Baicalin alleviates lipid metabolism disorders in diabetic kidney disease via targeting FKBP51.

Background: Diabetic kidney disease (DKD) represents the primary aetiological factor in end-stage renal disease, wherein lipid metabolism disorders contribute to the progression of DKD. Baicalin, a composition from Scutellaria baicalensis, has exhibited the potential to mitigate lipid metabolism disorders of DKD, but the precise mechanisms remain unclear.

Methods: High-fat-diet (HFD)/streptozotocin (STZ)-induced DKD mouse model was established to appraise the effects of baicalin on renal function, dyslipidemia, and renal ectopic lipid deposition. The effects of baicalin on lipid accumulation in vitro were assessed in tubular epithelial cells derived from mice (TCMK-1) treated with palmitic acid (PA). The potential targets of baicalin were identified by drug affinity responsive target stability (DARTS) -LC/MS. The impact of the identified target on lipid metabolism was elucidated in TCMK-1 cells through both knockdown and overexpression experiments.
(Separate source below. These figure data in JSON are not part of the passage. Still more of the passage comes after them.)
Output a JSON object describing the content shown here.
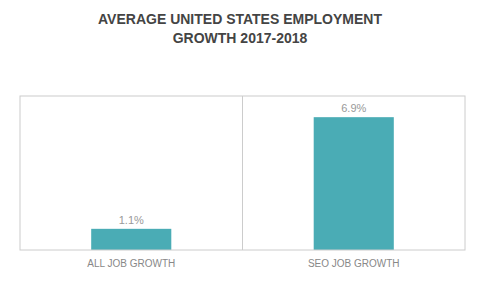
{
  "chart_data": {
    "type": "bar",
    "title": "AVERAGE UNITED STATES EMPLOYMENT\nGROWTH 2017-2018",
    "categories": [
      "ALL JOB GROWTH",
      "SEO JOB GROWTH"
    ],
    "values": [
      1.1,
      6.9
    ],
    "value_labels": [
      "1.1%",
      "6.9%"
    ],
    "color": "#4aacb5",
    "ylim": [
      0,
      8
    ],
    "grid": false,
    "data_labels": true,
    "tick_labels": "x"
  }
}
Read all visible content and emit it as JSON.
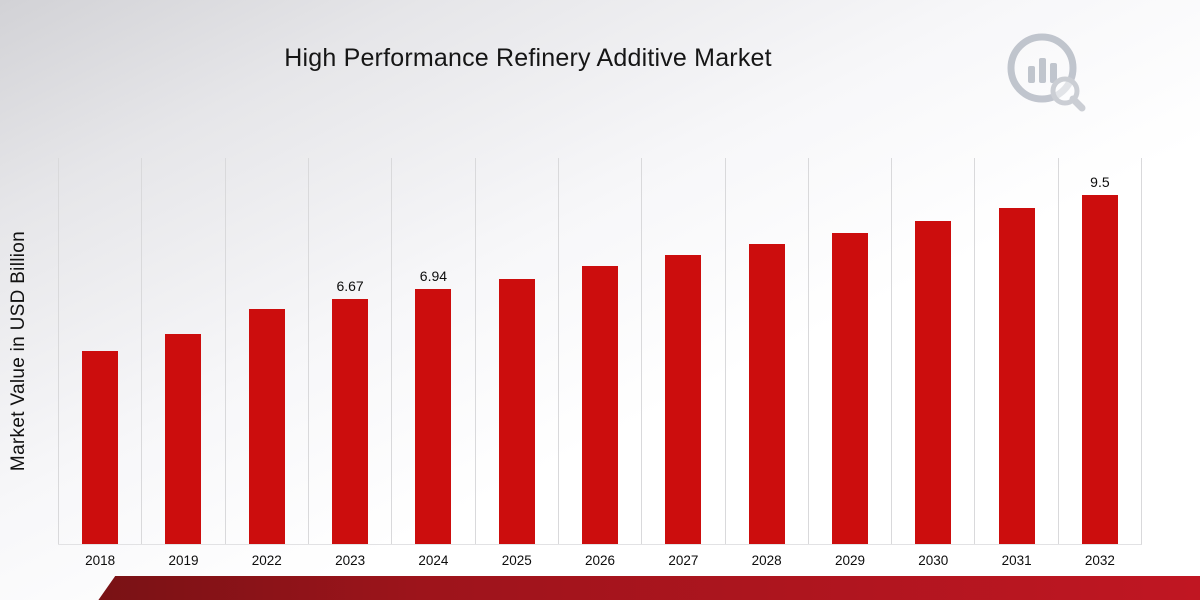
{
  "page": {
    "title": "High Performance Refinery Additive Market"
  },
  "chart_data": {
    "type": "bar",
    "title": "High Performance Refinery Additive Market",
    "xlabel": "",
    "ylabel": "Market Value in USD Billion",
    "ylim": [
      0,
      10.5
    ],
    "grid": "vertical-only",
    "legend": "none",
    "bar_color": "#cc0d0d",
    "categories": [
      "2018",
      "2019",
      "2022",
      "2023",
      "2024",
      "2025",
      "2026",
      "2027",
      "2028",
      "2029",
      "2030",
      "2031",
      "2032"
    ],
    "values": [
      5.25,
      5.7,
      6.4,
      6.67,
      6.94,
      7.2,
      7.55,
      7.85,
      8.15,
      8.45,
      8.8,
      9.15,
      9.5
    ],
    "value_labels": [
      "",
      "",
      "",
      "6.67",
      "6.94",
      "",
      "",
      "",
      "",
      "",
      "",
      "",
      "9.5"
    ]
  },
  "branding": {
    "logo_name": "market-research-chart-magnifier-logo",
    "logo_color": "#b7bcc6",
    "ribbon_color_left": "#6e1113",
    "ribbon_color_right": "#c01622"
  }
}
Results: The findings indicated that baicalin effectively mitigated dyslipidemia and renal ectopic lipid deposition in the HFD/STZ-induced DKD mouse model. FK506-binding protein 51(FKBP51) was identified as an endogenous target of baicalin, with the Tyr113 residue playing a crucial role in the binding interaction. Additionally, FKBP51 knockdown brought about intracellular lipid accumulation, but FKBP51 overexpression was found to effectively counteract the lipid accumulation induced by PA. Further investigation revealed that FKBP51 regulates lipid accumulation through the Tyr113 residue. Notably, the lipid-lowering effect of baicalin was diminished following FKBP51 knockdown.

Conclusion: This study first identifies that FKBP51 is beneficial for lipid metabolism homeostasis in DKD and suggests baicalin as an effective molecule for targeting FKBP51 in the treatment of lipid metabolism disorders associated with DKD.